C’est une pièce qui a été faite pour les jeunes à partir de trois ans et pour tout public adulte et parent.  Pour avoir plus d’audience, nous l’avons adaptée à l’écran pour pouvoir toucher toute la population de ce pays et pouvoir aussi dialoguer entre le cinéma et le théâtre », a expliqué Paul Zoungrana, auteur du film.

A l’entendre, la collaboration entre les deux arts a été une aventure passionnante, car dit-il, « ça été une école pour nous d’apprendre du cinéma et aussi de voir qu’est-ce que le cinéma peut apporter à notre théâtre ».

Léopold Kaboré, Directeur de cabinet du ministère en charge de la communication, de la culture des arts et du tourisme, représentant madame la ministre de la culture

Selon Léopold Kaboré, Directeur de cabinet du ministère en charge de la communication, de la culture des arts et du tourisme, représentant madame la ministre de la culture, la thématique est en lien avec l’actualité.

« C’est d’actualité au regard du contexte actuel de notre pays. Traiter de la question du pardon, sensibiliser les cinéphiles les populations sur la question de la tolérance, la paix, l’amour, c’est ce dont on a besoin en ce moment », souligne-t-il.

Pour Kobena A. David, chargé de suivi évaluation, représentant du directeur général du FDTC, la qualité du projet avait retenu l’attention du Fonds de Développement Touristique et Culturel. Il est satisfait du rendu du projet. « Nous avons suivi le projet depuis le début et nous sommes satisfaits du travail qui est fait », a-t-il confié.

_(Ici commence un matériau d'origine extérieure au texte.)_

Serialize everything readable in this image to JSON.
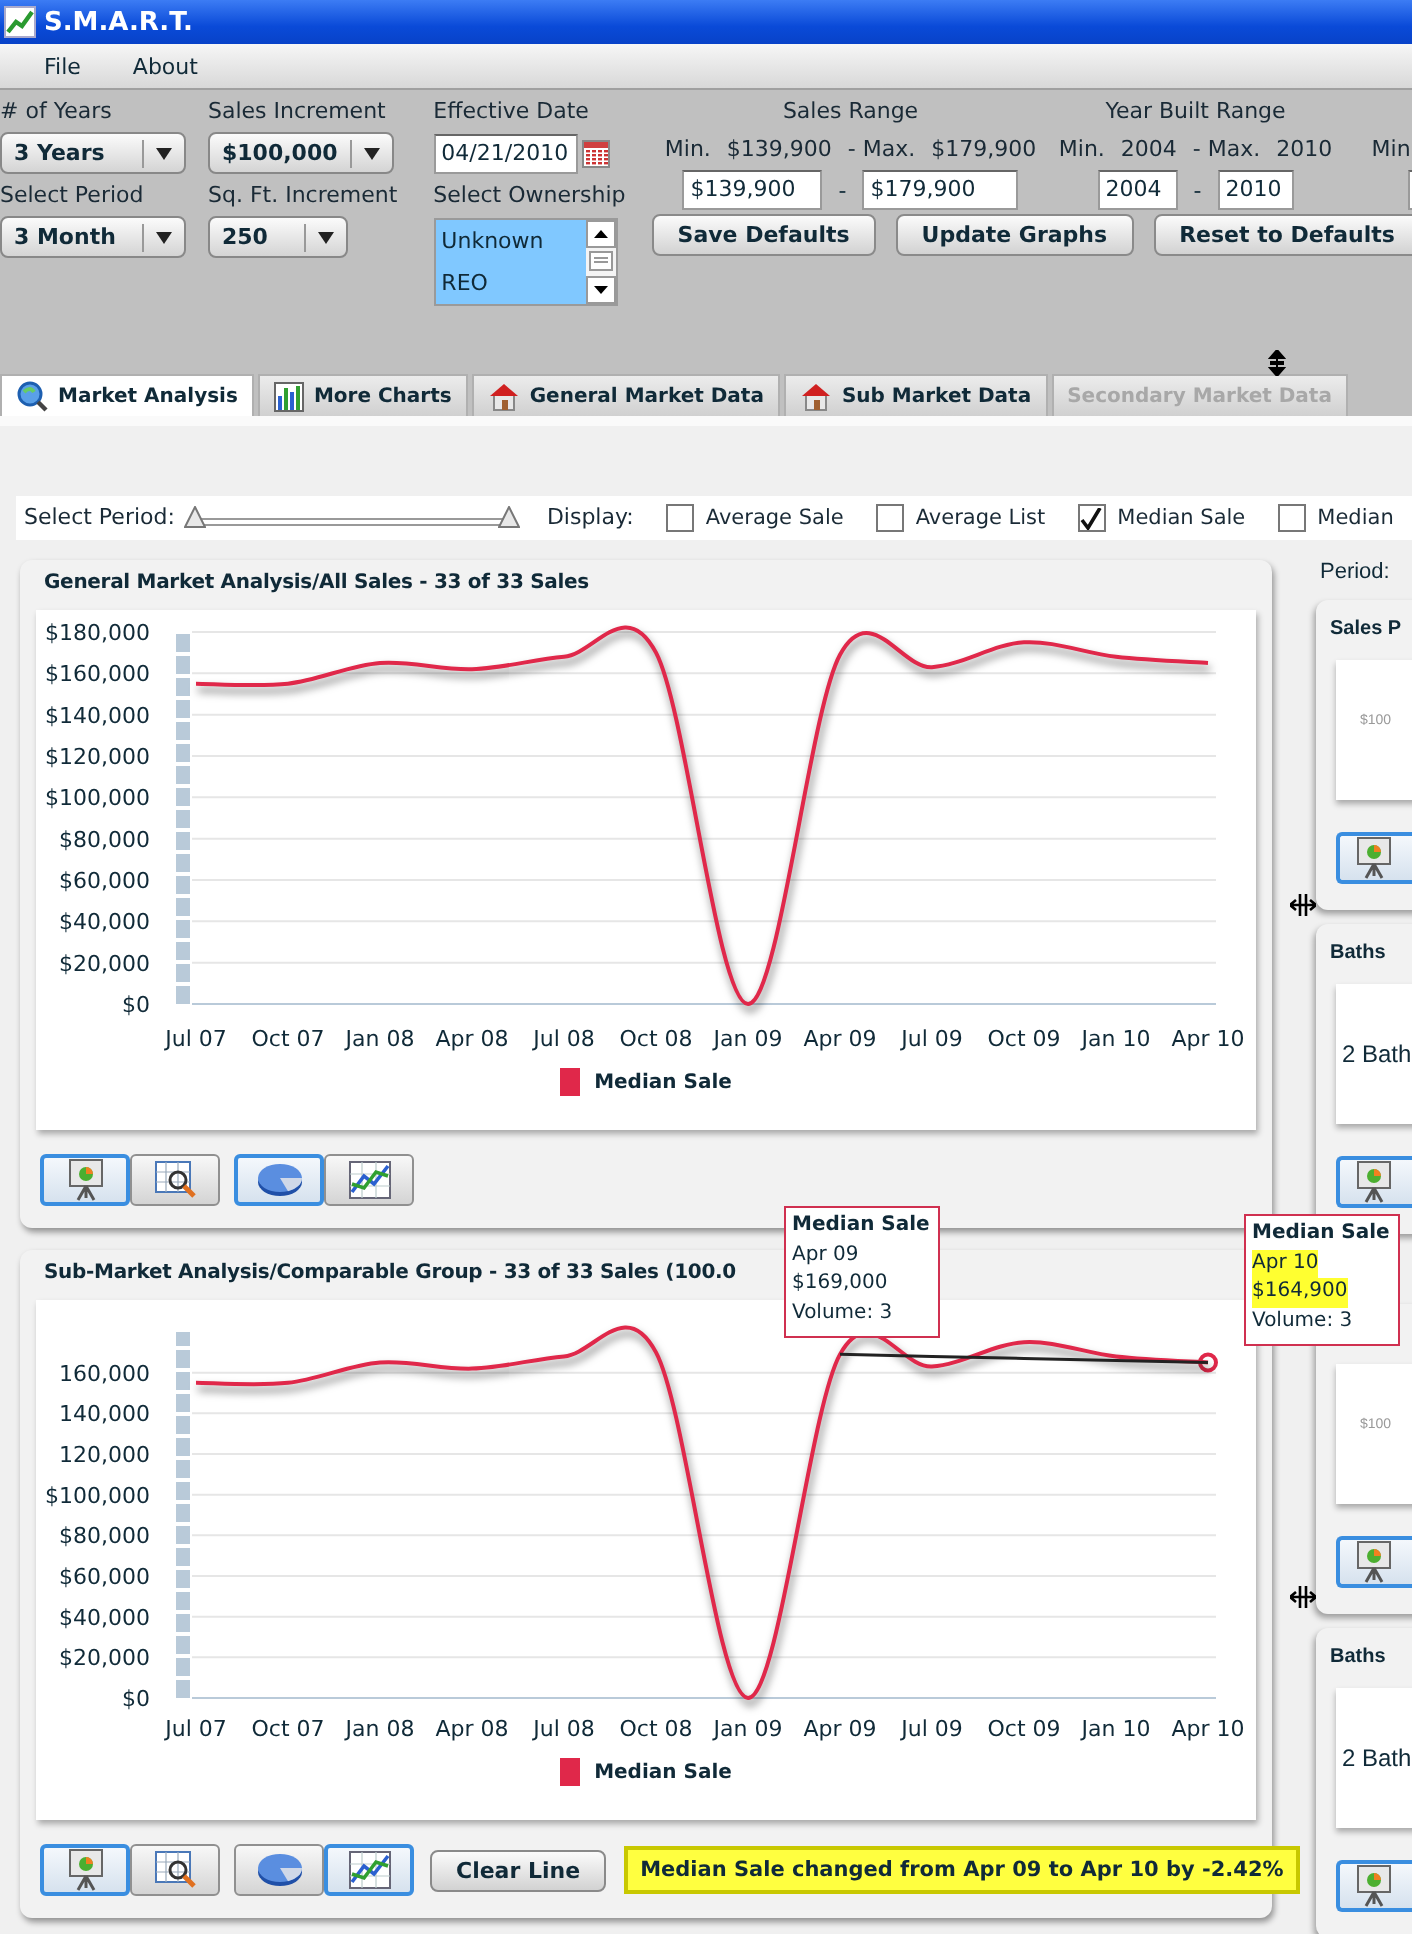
{
  "window": {
    "title": "S.M.A.R.T."
  },
  "menu": [
    {
      "label": "File"
    },
    {
      "label": "About"
    }
  ],
  "selectors": [
    {
      "label": "# of Years",
      "value": "3 Years"
    },
    {
      "label": "Select Period",
      "value": "3 Month"
    },
    {
      "label": "Sales Increment",
      "value": "$100,000"
    },
    {
      "label": "Sq. Ft. Increment",
      "value": "250"
    }
  ],
  "effective_date": {
    "label": "Effective Date",
    "value": "04/21/2010"
  },
  "ownership": {
    "label": "Select Ownership",
    "options": [
      {
        "label": "Unknown",
        "selected": true
      },
      {
        "label": "REO",
        "selected": true
      }
    ]
  },
  "ranges": [
    {
      "title": "Sales Range",
      "min_label": "Min.",
      "min": "$139,900",
      "max_label": "- Max.",
      "max": "$179,900",
      "from": "$139,900",
      "separator": "-",
      "to": "$179,900"
    },
    {
      "title": "Year Built Range",
      "min_label": "Min.",
      "min": "2004",
      "max_label": "- Max.",
      "max": "2010",
      "from": "2004",
      "separator": "-",
      "to": "2010"
    },
    {
      "min_label": "Min."
    }
  ],
  "buttons": [
    "Save Defaults",
    "Update Graphs",
    "Reset to Defaults"
  ],
  "tabs": [
    {
      "label": "Market Analysis",
      "kind": "search",
      "selected": true,
      "disabled": false
    },
    {
      "label": "More Charts",
      "kind": "bars",
      "selected": false,
      "disabled": false
    },
    {
      "label": "General Market Data",
      "kind": "house",
      "selected": false,
      "disabled": false
    },
    {
      "label": "Sub Market Data",
      "kind": "house",
      "selected": false,
      "disabled": false
    },
    {
      "label": "Secondary Market Data",
      "kind": "none",
      "selected": false,
      "disabled": true
    }
  ],
  "period": {
    "label": "Select Period:",
    "thumbs": [
      {
        "level": 0
      },
      {
        "level": 1
      }
    ]
  },
  "display": {
    "label": "Display:",
    "options": [
      {
        "label": "Average Sale",
        "checked": false
      },
      {
        "label": "Average List",
        "checked": false
      },
      {
        "label": "Median Sale",
        "checked": true
      },
      {
        "label": "Median",
        "checked": false
      }
    ]
  },
  "charts": [
    {
      "title": "General Market Analysis/All Sales - 33 of 33 Sales",
      "chart_data": {
        "type": "line",
        "grid": true,
        "categories": [
          "Jul 07",
          "Oct 07",
          "Jan 08",
          "Apr 08",
          "Jul 08",
          "Oct 08",
          "Jan 09",
          "Apr 09",
          "Jul 09",
          "Oct 09",
          "Jan 10",
          "Apr 10"
        ],
        "series": [
          {
            "name": "Median Sale",
            "color": "#e0284a",
            "values": [
              155000,
              155000,
              165000,
              162000,
              168000,
              170000,
              0,
              169000,
              163000,
              175000,
              168000,
              165000
            ]
          }
        ],
        "ylim": [
          0,
          180000
        ],
        "yticks": [
          {
            "value": 0,
            "label": "$0"
          },
          {
            "value": 20000,
            "label": "$20,000"
          },
          {
            "value": 40000,
            "label": "$40,000"
          },
          {
            "value": 60000,
            "label": "$60,000"
          },
          {
            "value": 80000,
            "label": "$80,000"
          },
          {
            "value": 100000,
            "label": "$100,000"
          },
          {
            "value": 120000,
            "label": "$120,000"
          },
          {
            "value": 140000,
            "label": "$140,000"
          },
          {
            "value": 160000,
            "label": "$160,000"
          },
          {
            "value": 180000,
            "label": "$180,000"
          }
        ]
      },
      "tool_groups": [
        [
          {
            "kind": "presentation",
            "selected": true
          },
          {
            "kind": "zoom",
            "selected": false
          }
        ],
        [
          {
            "kind": "pie",
            "selected": true
          },
          {
            "kind": "line",
            "selected": false
          }
        ]
      ]
    },
    {
      "title": "Sub-Market Analysis/Comparable Group - 33 of 33 Sales (100.0",
      "chart_data": {
        "type": "line",
        "grid": true,
        "categories": [
          "Jul 07",
          "Oct 07",
          "Jan 08",
          "Apr 08",
          "Jul 08",
          "Oct 08",
          "Jan 09",
          "Apr 09",
          "Jul 09",
          "Oct 09",
          "Jan 10",
          "Apr 10"
        ],
        "series": [
          {
            "name": "Median Sale",
            "color": "#e0284a",
            "values": [
              155000,
              155000,
              165000,
              162000,
              168000,
              170000,
              0,
              169000,
              163000,
              175000,
              168000,
              165000
            ]
          },
          {
            "color": "#222222",
            "values": [
              null,
              null,
              null,
              null,
              null,
              null,
              null,
              169000,
              168000,
              167000,
              166000,
              165000
            ]
          }
        ],
        "ylim": [
          0,
          180000
        ],
        "yticks": [
          {
            "value": 0,
            "label": "$0"
          },
          {
            "value": 20000,
            "label": "$20,000"
          },
          {
            "value": 40000,
            "label": "$40,000"
          },
          {
            "value": 60000,
            "label": "$60,000"
          },
          {
            "value": 80000,
            "label": "$80,000"
          },
          {
            "value": 100000,
            "label": "$100,000"
          },
          {
            "value": 120000,
            "label": "120,000"
          },
          {
            "value": 140000,
            "label": "140,000"
          },
          {
            "value": 160000,
            "label": "160,000"
          }
        ]
      },
      "tool_groups": [
        [
          {
            "kind": "presentation",
            "selected": true
          },
          {
            "kind": "zoom",
            "selected": false
          }
        ],
        [
          {
            "kind": "pie",
            "selected": false
          },
          {
            "kind": "line",
            "selected": true
          }
        ]
      ],
      "clear_button": "Clear Line",
      "message": "Median Sale changed from Apr 09 to Apr 10 by -2.42%",
      "tooltips": [
        {
          "lines": [
            {
              "text": "Median Sale",
              "kind": "title",
              "highlighted": false
            },
            {
              "text": "Apr 09",
              "kind": "text",
              "highlighted": false
            },
            {
              "text": "$169,000",
              "kind": "text",
              "highlighted": false
            },
            {
              "text": "Volume: 3",
              "kind": "text",
              "highlighted": false
            }
          ]
        },
        {
          "lines": [
            {
              "text": "Median Sale",
              "kind": "title",
              "highlighted": false
            },
            {
              "text": "Apr 10",
              "kind": "text",
              "highlighted": true
            },
            {
              "text": "$164,900",
              "kind": "text",
              "highlighted": true
            },
            {
              "text": "Volume: 3",
              "kind": "text",
              "highlighted": false
            }
          ]
        }
      ]
    }
  ],
  "side": {
    "period_label": "Period:",
    "panels": [
      {
        "title": "Sales P",
        "content": "$100",
        "kind": "chart"
      },
      {
        "title": "Baths",
        "content": "2 Bath",
        "kind": "text"
      },
      {
        "content": "$100",
        "kind": "chart"
      },
      {
        "title": "Baths",
        "content": "2 Bath",
        "kind": "text"
      }
    ]
  }
}
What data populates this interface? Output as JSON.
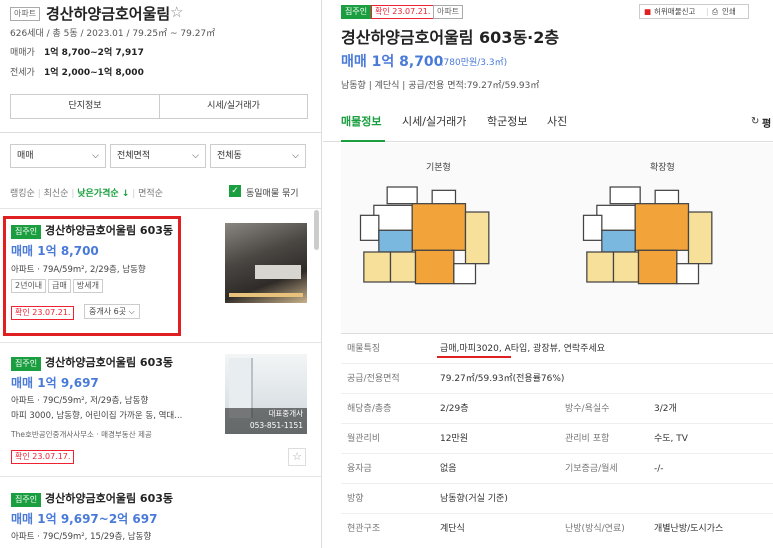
{
  "left": {
    "type_tag": "아파트",
    "complex_name": "경산하양금호어울림",
    "star": "☆",
    "meta": "626세대 / 총 5동 / 2023.01 / 79.25㎡ ~ 79.27㎡",
    "sale_label": "매매가",
    "sale_value": "1억 8,700~2억 7,917",
    "jeonse_label": "전세가",
    "jeonse_value": "1억 2,000~1억 8,000",
    "btn_info": "단지정보",
    "btn_price": "시세/실거래가",
    "filters": [
      "매매",
      "전체면적",
      "전체동"
    ],
    "sorts": [
      "랭킹순",
      "최신순",
      "낮은가격순 ↓",
      "면적순"
    ],
    "same_listing": "동일매물 묶기",
    "listings": [
      {
        "badge": "집주인",
        "title": "경산하양금호어울림 603동",
        "price": "매매 1억 8,700",
        "spec": "아파트 · 79A/59m², 2/29층, 남동향",
        "chips": [
          "2년이내",
          "급매",
          "방세개"
        ],
        "confirm": "확인 23.07.21.",
        "agents": "중개사 6곳"
      },
      {
        "badge": "집주인",
        "title": "경산하양금호어울림 603동",
        "price": "매매 1억 9,697",
        "spec": "아파트 · 79C/59m², 저/29층, 남동향",
        "desc": "마피 3000, 남동향, 어린이집 가까운 동, 역대...",
        "agency": "The호반공인중개사사무소 · 매경부동산 제공",
        "confirm": "확인 23.07.17.",
        "thumb_text": "대표중개사\n053-851-1151"
      },
      {
        "badge": "집주인",
        "title": "경산하양금호어울림 603동",
        "price": "매매 1억 9,697~2억 697",
        "spec": "아파트 · 79C/59m², 15/29층, 남동향"
      }
    ]
  },
  "right": {
    "badge": "집주인",
    "confirm": "확인 23.07.21.",
    "type_tag": "아파트",
    "report": "허위매물신고",
    "print": "인쇄",
    "title": "경산하양금호어울림 603동·2층",
    "price_main": "매매 1억 8,700",
    "price_sub": "(780만원/3.3㎡)",
    "summary": "남동향 | 계단식 | 공급/전용 면적:79.27㎡/59.93㎡",
    "tabs": [
      "매물정보",
      "시세/실거래가",
      "학군정보",
      "사진"
    ],
    "refresh": "평",
    "plan_basic": "기본형",
    "plan_ext": "확장형",
    "rows": [
      {
        "k": "매물특징",
        "v": "급매,마피3020, A타입, 광장뷰, 연락주세요"
      },
      {
        "k": "공급/전용면적",
        "v": "79.27㎡/59.93㎡(전용률76%)"
      },
      {
        "k": "해당층/총층",
        "v": "2/29층",
        "k2": "방수/욕실수",
        "v2": "3/2개"
      },
      {
        "k": "월관리비",
        "v": "12만원",
        "k2": "관리비 포함",
        "v2": "수도, TV"
      },
      {
        "k": "융자금",
        "v": "없음",
        "k2": "기보증금/월세",
        "v2": "-/-"
      },
      {
        "k": "방향",
        "v": "남동향(거실 기준)"
      },
      {
        "k": "현관구조",
        "v": "계단식",
        "k2": "난방(방식/연료)",
        "v2": "개별난방/도시가스"
      }
    ]
  },
  "colors": {
    "accent_blue": "#4a7ad8",
    "green": "#1a9e3f",
    "red": "#e02020"
  }
}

Le projet est réalisé en trois épisodes de 30 minutes chacun et Paul Zougrana n’entend pas s’arrêter là. « Notre rêve, c’est de poursuivre en faisant d’autres épisodes parce qu’on a d’autres mythes, d’autres personnalités à faire découvrir à nos enfants et d’autres éléments de notre patrimoine culturel à valoriser, à protéger et aussi on veut que ça devienne un dessin animé burkinabè pour les enfants du Burkina et d’Afrique », a-t-il exprimé.

Kobena A. David, chargé de suivi évaluation, représentant du directeur général du FDTC

Le projet a été réalisé grâce aux soutiens de l’Institut Imagine, le Fonds  de Développement Touristique et Culturel, le ministère en charge de la culture, de l’Union européenne, etc. Ces partenaires n’ont pas caché leur admiration quant à la qualité dans le rendu du projet.

Du coté des cinéphiles, « c’est un beau film qui émerveille non seulement pour l’enseignement que ça donne et aussi le lien qu’a ce film avec la situation nationale », a apprécié Zoungrana Herman, cinéphile. Le film est en vue au Ciné Burkina ce samedi 30 avril 2022 à 15 heures et dans d’autres salles et écrans dans les jours à venir.